I continue to ask, “What happened next, Mom?”
She recounts the events of 1950 in vivid detail:
Their first date was a picnic.
He was romantic.
She met his parents, Bill & Georgia.
They lived on Crescent
His brother Don was really young, only 10.
“What happened next, Mom?”
Lately, she replies, “Well, we went our separate ways. We never married or had children or anything. Boy, I sure would like to see him again!”
WOW! So in my Mother’s mind, Art is the one who got away!
In reality, the first weekend they went out, they knew they would marry, and he proposed just 2 weeks after their first date. She joined the Catholic Church and in 1951, they married.
They enjoyed 34 happy years together. Believe me, when I say, my parents were happy together. They really never argued. Oh, to be sure, he pissed her off occasionally, especially if he messed with her cooking. He was known to sneak lemon flavoring into any baking recipe and added way too much black pepper to anything anyone was cooking. Funny, though, I don’t recall him ever being even the least bit miffed at her.
She has no memory of Art being the father of her five children. This is confounding to me, because at least for now, she still knows all her children and their spouses by name, as well as her grandchildren and their spouses, for that matter. Dementia is a puzzle.
You might think it would be sad to realize that she has no memory of her life with my Dad, or the fact that she has no memory of who our Father is. However, I’m a glass-half-full-silver-lining-look-at-the-bright-side-kind-of-girl. So for me, the fact that this huge chunk of her life has completely disappeared from her memory is not entirely sad. I have found an upside.

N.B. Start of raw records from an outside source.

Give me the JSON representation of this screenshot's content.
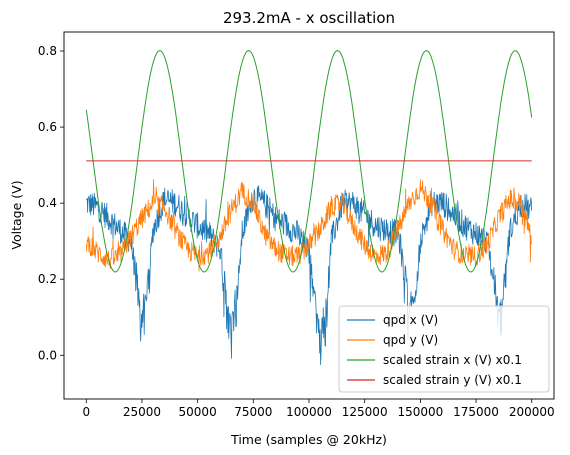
{
  "chart_data": {
    "type": "line",
    "title": "293.2mA - x oscillation",
    "xlabel": "Time (samples @ 20kHz)",
    "ylabel": "Voltage (V)",
    "xlim": [
      -10000,
      210000
    ],
    "ylim": [
      -0.115,
      0.85
    ],
    "xticks": [
      0,
      25000,
      50000,
      75000,
      100000,
      125000,
      150000,
      175000,
      200000
    ],
    "yticks": [
      0.0,
      0.2,
      0.4,
      0.6,
      0.8
    ],
    "xtick_labels": [
      "0",
      "25000",
      "50000",
      "75000",
      "100000",
      "125000",
      "150000",
      "175000",
      "200000"
    ],
    "ytick_labels": [
      "0.0",
      "0.2",
      "0.4",
      "0.6",
      "0.8"
    ],
    "grid": false,
    "legend_position": "lower-right",
    "series": [
      {
        "name": "qpd x (V)",
        "color": "#1f77b4",
        "noisy": true,
        "x": [
          0,
          5000,
          10000,
          15000,
          20000,
          22000,
          25000,
          28000,
          30000,
          35000,
          40000,
          45000,
          50000,
          55000,
          60000,
          62000,
          65000,
          68000,
          70000,
          75000,
          80000,
          85000,
          90000,
          95000,
          100000,
          103000,
          105000,
          108000,
          110000,
          115000,
          120000,
          125000,
          130000,
          135000,
          140000,
          143000,
          145000,
          148000,
          150000,
          155000,
          160000,
          165000,
          170000,
          175000,
          180000,
          183000,
          185000,
          188000,
          190000,
          195000,
          200000
        ],
        "y": [
          0.4,
          0.39,
          0.36,
          0.33,
          0.3,
          0.22,
          0.1,
          0.2,
          0.33,
          0.41,
          0.4,
          0.37,
          0.34,
          0.32,
          0.28,
          0.2,
          0.08,
          0.18,
          0.32,
          0.42,
          0.4,
          0.36,
          0.34,
          0.32,
          0.27,
          0.15,
          0.05,
          0.15,
          0.3,
          0.4,
          0.4,
          0.37,
          0.34,
          0.33,
          0.32,
          0.22,
          0.12,
          0.18,
          0.3,
          0.4,
          0.4,
          0.37,
          0.34,
          0.32,
          0.3,
          0.2,
          0.12,
          0.2,
          0.32,
          0.4,
          0.38
        ]
      },
      {
        "name": "qpd y (V)",
        "color": "#ff7f0e",
        "noisy": true,
        "x": [
          0,
          5000,
          10000,
          15000,
          20000,
          25000,
          30000,
          35000,
          40000,
          45000,
          50000,
          55000,
          60000,
          65000,
          70000,
          75000,
          80000,
          85000,
          90000,
          95000,
          100000,
          105000,
          110000,
          115000,
          120000,
          125000,
          130000,
          135000,
          140000,
          145000,
          150000,
          155000,
          160000,
          165000,
          170000,
          175000,
          180000,
          185000,
          190000,
          195000,
          200000
        ],
        "y": [
          0.3,
          0.27,
          0.25,
          0.26,
          0.31,
          0.36,
          0.4,
          0.39,
          0.33,
          0.28,
          0.26,
          0.27,
          0.31,
          0.38,
          0.43,
          0.4,
          0.32,
          0.28,
          0.26,
          0.26,
          0.29,
          0.33,
          0.39,
          0.4,
          0.34,
          0.29,
          0.26,
          0.27,
          0.33,
          0.4,
          0.44,
          0.4,
          0.33,
          0.28,
          0.26,
          0.26,
          0.29,
          0.36,
          0.41,
          0.4,
          0.31
        ]
      },
      {
        "name": "scaled strain x (V) x0.1",
        "color": "#2ca02c",
        "noisy": false,
        "sine": {
          "offset": 0.51,
          "amplitude": 0.291,
          "period": 39900,
          "peak_at": 33000
        }
      },
      {
        "name": "scaled strain y (V) x0.1",
        "color": "#d62728",
        "noisy": false,
        "x": [
          0,
          200000
        ],
        "y": [
          0.511,
          0.511
        ]
      }
    ]
  }
}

The beauty of dementia is that for my mother, the pain has all disappeared. The sudden and tragic loss of my Dad at the age of 54, is forgotten. This event that shook and forever changed our family doesn’t exist for her. The loneliness of being the “first” widow isn’t even a distant memory. She doesn’t reflect on missing out on the joy of retirement with my Dad. For her there is no bitter, only sweet.
Many long-married couples have to make an effort to keep the so-called magic alive. Even some young couples struggle to remember the spark that originally ignited their courtship. Not so for my Mother. All she has is the memory of the spark, the romance and of course, the love. While she may not know today is her 61st wedding anniversary, or be able to remember it, no matter how many times she is told; she is a living example of the POWER of love. As cliché as it may sound, when all is said and done, really, all that remains is the love. We know love never dies. Through my mother, I have learned it will NOT be forgotten.
“Did you ever meet him, the big guy?” She asks.
I tell her that I did meet him, and I do remember him. And then, as I tell her I really do think she will see the love of her life again one day…selfishly, I silently hope it is not too terribly soon.